Polish flags burned on Belfast bonfires on July 11th


EVIDENCE HAS emerged that Polish flags were burned on bonfires in Belfast on July 11th. In east Belfast, election posters for a Polish candidate, Magdalena Wolska, who stood for the SDLP in the last Assembly elections, were also burned on a bonfire.

Northern Ireland has a large Polish migrant population. In an open letter, the Polish Association for Northern Ireland described the incidents as a form of “racist intimidation”.
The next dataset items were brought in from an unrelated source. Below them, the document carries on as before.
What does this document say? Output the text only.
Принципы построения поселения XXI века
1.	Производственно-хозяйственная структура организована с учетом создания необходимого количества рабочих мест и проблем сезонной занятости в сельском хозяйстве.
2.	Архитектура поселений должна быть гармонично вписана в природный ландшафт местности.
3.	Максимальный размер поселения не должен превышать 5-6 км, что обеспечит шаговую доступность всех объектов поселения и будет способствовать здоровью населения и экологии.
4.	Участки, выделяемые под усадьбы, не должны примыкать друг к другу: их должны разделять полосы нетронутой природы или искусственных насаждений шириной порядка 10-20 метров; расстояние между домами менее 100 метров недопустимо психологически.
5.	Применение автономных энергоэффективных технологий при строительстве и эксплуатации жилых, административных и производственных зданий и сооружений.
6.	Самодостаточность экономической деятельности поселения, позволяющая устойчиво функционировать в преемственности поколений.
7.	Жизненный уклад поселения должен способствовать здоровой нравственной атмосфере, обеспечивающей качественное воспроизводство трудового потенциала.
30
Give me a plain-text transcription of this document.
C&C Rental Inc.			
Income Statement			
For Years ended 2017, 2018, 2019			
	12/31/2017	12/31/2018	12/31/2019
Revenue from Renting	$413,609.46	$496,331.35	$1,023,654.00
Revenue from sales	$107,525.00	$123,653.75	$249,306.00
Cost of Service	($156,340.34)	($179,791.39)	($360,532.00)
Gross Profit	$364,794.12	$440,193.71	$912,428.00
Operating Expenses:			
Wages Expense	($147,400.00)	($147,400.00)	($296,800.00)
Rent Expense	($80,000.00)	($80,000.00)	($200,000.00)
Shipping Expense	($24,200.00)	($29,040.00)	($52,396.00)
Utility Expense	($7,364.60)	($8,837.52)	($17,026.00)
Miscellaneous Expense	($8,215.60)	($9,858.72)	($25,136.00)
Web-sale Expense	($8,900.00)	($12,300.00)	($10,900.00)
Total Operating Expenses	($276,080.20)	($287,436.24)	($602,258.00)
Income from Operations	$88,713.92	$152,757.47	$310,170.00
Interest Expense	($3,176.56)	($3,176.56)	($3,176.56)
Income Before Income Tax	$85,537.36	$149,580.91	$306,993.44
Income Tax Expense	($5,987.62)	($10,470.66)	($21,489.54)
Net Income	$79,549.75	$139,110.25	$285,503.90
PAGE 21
Association spokesman Maciek Bator called on politicians and community leaders to take action.

“The Polish flag is a symbol of freedom, independence and peace for the 30,000 Polish people living in Northern Ireland and around 80 million across the globe. By burning the Polish flag and other symbols, some members of the local communities were able to express their strong political views and promote anti-Polish sentiments.”

He is concerned the burning of national symbols could result in more racist attacks. “For many participants, especially the youth and young people, the burning of the Polish flag could become a clear signal to expand hate to other aspects of life. There is already a high level of hate-motivated incidents on members of the Polish community.”

SDLP Belfast city councillor Claire Hanna said the burnings were a “symptom of the inability of a minority in Northern Ireland to accept difference”. Alliance MLA Anna Lo said the people who burned the flags were “bigots”.